Een van de uitdagingen voor het werken met quantumcomputers is het bedenken van algoritmes die echt voordeel halen uit een quantumcomputer ten opzichte van een klassieke computer. Wetenschappers in Zweden hebben met nieuw onderzoek weer een tipje van de sluier weten op te lichten.
De onderzoekers van de universiteit van Linköping hebben door middel van simulatietechnieken laten zien hoe ze een bepaald soort quantumcomputer moeten bouwen om ook daadwerkelijk van nut te zijn voor specifieke algoritmes.
Een van de belangrijkste verschillen tussen klassieke en quantumcomputers is dat ze twee vrijheidsgraden hebben voor elke bit. Door deze extra vrijheidsgraad te simuleren op een klassieke computer, wisten de onderzoekers specifieke algoritmes met dezelfde snelheid uit te voeren als gelukt zou zijn met een quantumcomputer.
Met behulp van een zelf ontwikkelde simulatietool Quantum Simulation Logic of QSL kon die specifieke uitvoer op een klassieke computer gedaan worden. De simulatietool doet maar een ding dat een normale computer niet doet, namelijk een extra vrijheidsgraad aan elk bit dat onderdeel van de berekening is, toevoegen.
Professor Jan-Åke Larsson legt het als volgt uit: ‘Elk bit heeft twee vrijheidsgraden en het kan vergeleken worden met een mechanisch systeem waarin elk onderdeel twee vrijheidsgraden heeft, zoals positie en snelheid. In dit geval hebben we te maken met ‘rekenbits’ of computation bits, die informatie meedragen over het resultaat van de functie. Ook zijn er ‘fasebits’ of phase bits, die informatie hebben over de structuur van de functie.’
Quantum-algoritme
Ze hebben de simulatietool gebruikt om bepaalde quantum-algoritmes te bestuderen die de structuur van de functie beheren, dus de ‘fasebits’. Bepaalde van die algoritmes draaien in een simulatie net zo snel als ze zouden doen op een quantumcomputer.
Met dit resultaat kunnen de onderzoekers aantonen waar de hogere snelheid in quantumcomputers vandaan komt, namelijk van de mogelijkheid om informatie op te slaan, te verwerken en te verkrijgen in een additionele informatiedragende vrijheidsgraad.

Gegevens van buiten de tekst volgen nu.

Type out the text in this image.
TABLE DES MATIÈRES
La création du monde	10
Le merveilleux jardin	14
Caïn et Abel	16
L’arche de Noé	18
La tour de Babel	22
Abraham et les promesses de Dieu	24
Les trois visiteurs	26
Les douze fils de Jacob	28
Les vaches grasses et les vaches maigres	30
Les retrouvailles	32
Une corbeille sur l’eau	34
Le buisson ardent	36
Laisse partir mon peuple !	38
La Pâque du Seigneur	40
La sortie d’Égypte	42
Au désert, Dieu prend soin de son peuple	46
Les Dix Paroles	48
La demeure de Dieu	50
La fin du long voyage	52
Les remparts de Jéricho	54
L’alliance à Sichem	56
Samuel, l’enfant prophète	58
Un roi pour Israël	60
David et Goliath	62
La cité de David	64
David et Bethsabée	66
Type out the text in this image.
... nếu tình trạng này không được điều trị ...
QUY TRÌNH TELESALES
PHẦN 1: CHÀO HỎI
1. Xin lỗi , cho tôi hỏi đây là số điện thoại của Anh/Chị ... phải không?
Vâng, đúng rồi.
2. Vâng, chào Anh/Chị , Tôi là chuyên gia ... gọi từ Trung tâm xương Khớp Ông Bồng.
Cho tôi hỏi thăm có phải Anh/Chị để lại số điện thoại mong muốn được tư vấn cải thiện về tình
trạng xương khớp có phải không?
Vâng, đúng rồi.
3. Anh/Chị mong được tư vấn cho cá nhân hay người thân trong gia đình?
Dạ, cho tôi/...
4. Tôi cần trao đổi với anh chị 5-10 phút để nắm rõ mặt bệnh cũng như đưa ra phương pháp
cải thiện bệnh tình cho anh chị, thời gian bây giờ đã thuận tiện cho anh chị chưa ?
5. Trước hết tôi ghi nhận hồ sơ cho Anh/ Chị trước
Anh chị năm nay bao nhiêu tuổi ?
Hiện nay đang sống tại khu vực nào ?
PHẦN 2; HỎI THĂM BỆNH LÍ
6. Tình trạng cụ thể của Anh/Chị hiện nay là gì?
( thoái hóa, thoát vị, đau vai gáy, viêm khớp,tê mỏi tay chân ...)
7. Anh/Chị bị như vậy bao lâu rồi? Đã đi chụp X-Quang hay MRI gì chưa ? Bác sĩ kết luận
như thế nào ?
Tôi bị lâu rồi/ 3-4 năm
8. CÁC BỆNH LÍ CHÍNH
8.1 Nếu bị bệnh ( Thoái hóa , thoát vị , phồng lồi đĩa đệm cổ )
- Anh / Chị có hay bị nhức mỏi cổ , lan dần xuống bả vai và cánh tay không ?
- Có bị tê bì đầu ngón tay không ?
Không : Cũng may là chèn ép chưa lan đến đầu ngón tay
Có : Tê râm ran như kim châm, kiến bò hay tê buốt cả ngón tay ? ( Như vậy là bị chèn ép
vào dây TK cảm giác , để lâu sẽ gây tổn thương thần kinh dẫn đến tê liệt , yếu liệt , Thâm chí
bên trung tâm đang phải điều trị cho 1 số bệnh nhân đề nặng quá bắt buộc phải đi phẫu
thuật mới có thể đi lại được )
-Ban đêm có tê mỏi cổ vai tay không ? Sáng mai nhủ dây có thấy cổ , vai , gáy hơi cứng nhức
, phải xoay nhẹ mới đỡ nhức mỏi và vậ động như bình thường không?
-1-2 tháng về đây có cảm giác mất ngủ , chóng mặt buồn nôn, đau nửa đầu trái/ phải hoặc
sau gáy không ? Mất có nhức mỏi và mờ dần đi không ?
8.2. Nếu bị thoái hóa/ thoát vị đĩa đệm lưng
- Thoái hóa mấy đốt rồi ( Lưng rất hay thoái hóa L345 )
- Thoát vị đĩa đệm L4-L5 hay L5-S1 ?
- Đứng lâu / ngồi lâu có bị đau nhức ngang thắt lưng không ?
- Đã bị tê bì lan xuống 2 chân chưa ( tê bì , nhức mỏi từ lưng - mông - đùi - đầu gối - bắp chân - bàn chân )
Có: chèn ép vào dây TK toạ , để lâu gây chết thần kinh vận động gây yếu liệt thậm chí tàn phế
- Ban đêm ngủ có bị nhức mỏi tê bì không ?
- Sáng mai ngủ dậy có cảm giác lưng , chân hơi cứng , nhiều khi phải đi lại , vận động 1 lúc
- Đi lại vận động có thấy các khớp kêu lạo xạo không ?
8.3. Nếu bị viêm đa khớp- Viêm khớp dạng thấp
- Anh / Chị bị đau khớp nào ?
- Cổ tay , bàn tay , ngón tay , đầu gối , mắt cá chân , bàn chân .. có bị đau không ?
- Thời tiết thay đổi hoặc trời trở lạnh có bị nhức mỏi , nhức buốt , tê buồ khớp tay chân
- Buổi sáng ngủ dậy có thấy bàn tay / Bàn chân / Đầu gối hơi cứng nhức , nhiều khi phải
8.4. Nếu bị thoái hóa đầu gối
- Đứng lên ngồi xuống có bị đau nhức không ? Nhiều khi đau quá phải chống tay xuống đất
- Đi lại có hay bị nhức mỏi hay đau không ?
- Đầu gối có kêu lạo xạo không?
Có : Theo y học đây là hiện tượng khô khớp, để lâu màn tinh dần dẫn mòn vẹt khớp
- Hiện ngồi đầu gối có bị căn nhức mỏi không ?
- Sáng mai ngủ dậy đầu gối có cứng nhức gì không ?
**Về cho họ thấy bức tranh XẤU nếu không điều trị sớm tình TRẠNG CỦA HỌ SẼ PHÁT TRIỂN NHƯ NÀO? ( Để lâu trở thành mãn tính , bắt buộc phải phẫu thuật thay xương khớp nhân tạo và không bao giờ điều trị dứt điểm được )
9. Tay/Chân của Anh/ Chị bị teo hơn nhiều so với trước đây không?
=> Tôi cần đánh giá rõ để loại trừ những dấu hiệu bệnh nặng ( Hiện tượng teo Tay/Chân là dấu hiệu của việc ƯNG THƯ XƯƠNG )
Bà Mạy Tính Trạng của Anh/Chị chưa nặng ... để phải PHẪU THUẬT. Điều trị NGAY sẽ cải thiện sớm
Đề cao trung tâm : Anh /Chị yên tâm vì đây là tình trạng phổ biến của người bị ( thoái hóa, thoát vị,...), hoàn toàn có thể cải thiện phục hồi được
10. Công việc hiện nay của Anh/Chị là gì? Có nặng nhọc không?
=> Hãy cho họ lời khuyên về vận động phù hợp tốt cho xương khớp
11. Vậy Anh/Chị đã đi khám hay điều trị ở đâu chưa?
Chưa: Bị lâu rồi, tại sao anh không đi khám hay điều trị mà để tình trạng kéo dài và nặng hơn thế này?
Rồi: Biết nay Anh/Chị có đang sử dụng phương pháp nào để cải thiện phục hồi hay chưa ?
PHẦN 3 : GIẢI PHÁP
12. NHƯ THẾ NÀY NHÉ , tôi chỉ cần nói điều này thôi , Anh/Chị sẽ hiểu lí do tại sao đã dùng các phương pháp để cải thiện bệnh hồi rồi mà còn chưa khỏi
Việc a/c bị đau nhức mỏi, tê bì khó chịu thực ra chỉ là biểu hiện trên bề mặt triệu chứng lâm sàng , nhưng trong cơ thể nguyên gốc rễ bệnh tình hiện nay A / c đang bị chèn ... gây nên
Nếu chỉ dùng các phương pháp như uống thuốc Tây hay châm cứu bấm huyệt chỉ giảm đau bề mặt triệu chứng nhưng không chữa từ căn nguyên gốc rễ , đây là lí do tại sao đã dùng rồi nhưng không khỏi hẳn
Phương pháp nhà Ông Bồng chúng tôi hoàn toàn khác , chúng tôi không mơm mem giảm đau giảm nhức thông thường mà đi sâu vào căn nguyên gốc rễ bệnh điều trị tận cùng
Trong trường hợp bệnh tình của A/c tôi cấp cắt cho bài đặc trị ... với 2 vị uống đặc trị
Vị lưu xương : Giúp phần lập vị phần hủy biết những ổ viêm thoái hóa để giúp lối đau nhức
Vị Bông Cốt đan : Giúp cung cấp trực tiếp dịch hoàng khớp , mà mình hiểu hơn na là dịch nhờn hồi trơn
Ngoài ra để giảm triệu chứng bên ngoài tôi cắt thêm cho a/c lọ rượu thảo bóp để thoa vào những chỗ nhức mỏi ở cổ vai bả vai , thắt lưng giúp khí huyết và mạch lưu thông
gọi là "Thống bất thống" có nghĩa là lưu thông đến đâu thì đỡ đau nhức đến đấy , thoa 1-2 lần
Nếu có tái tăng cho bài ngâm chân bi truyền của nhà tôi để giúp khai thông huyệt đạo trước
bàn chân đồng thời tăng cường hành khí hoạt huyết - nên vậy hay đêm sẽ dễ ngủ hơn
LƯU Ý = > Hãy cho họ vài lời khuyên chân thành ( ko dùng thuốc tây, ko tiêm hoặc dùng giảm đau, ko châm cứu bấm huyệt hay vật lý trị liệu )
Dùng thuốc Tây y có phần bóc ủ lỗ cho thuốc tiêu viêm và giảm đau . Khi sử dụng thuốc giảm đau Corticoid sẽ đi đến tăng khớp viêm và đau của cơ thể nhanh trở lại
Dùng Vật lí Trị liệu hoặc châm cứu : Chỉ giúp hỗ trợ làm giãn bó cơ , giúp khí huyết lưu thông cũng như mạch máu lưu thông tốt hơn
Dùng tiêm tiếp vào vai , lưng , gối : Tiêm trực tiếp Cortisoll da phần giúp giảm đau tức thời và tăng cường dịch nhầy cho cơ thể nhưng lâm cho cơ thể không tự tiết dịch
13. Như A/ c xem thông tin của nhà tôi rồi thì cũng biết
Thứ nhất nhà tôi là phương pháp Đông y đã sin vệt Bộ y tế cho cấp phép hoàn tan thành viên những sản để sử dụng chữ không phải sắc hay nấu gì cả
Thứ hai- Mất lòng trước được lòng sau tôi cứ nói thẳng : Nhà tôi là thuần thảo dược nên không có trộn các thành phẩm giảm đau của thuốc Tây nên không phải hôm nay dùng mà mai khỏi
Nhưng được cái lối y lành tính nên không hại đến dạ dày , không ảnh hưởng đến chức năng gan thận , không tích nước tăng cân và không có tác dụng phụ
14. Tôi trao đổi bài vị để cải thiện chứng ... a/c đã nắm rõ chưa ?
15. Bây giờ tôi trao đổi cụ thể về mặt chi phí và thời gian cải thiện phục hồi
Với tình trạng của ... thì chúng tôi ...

Die kennis moet het volgens Larsson makkelijker maken om quantumcomputers te bouwen omdat we zo weten welke eigenschap het belangrijkst is voor zo’n computer om te werken zoals verwacht.
De onderzoekers bouwden niet alleen een theoretische simulatie, maar bouwden ook een fysieke versie met elektronische componenten. In deze opstelling waren de gates vergelijkbaar aan hoe die in quantumcomputers functioneren. Deze opstelling is ook bruikbaar voor onderzoek en onderwijs om te leren hoe quantumcryptografie en quantumteleportatie functioneren.
De bekendste toepassing van quantumcomputing werkt uiteraard ook in de opstelling, namelijk het ontbinden in factoren met behulp van het Shor-algoritme voor het ontbinden in priemfactoren.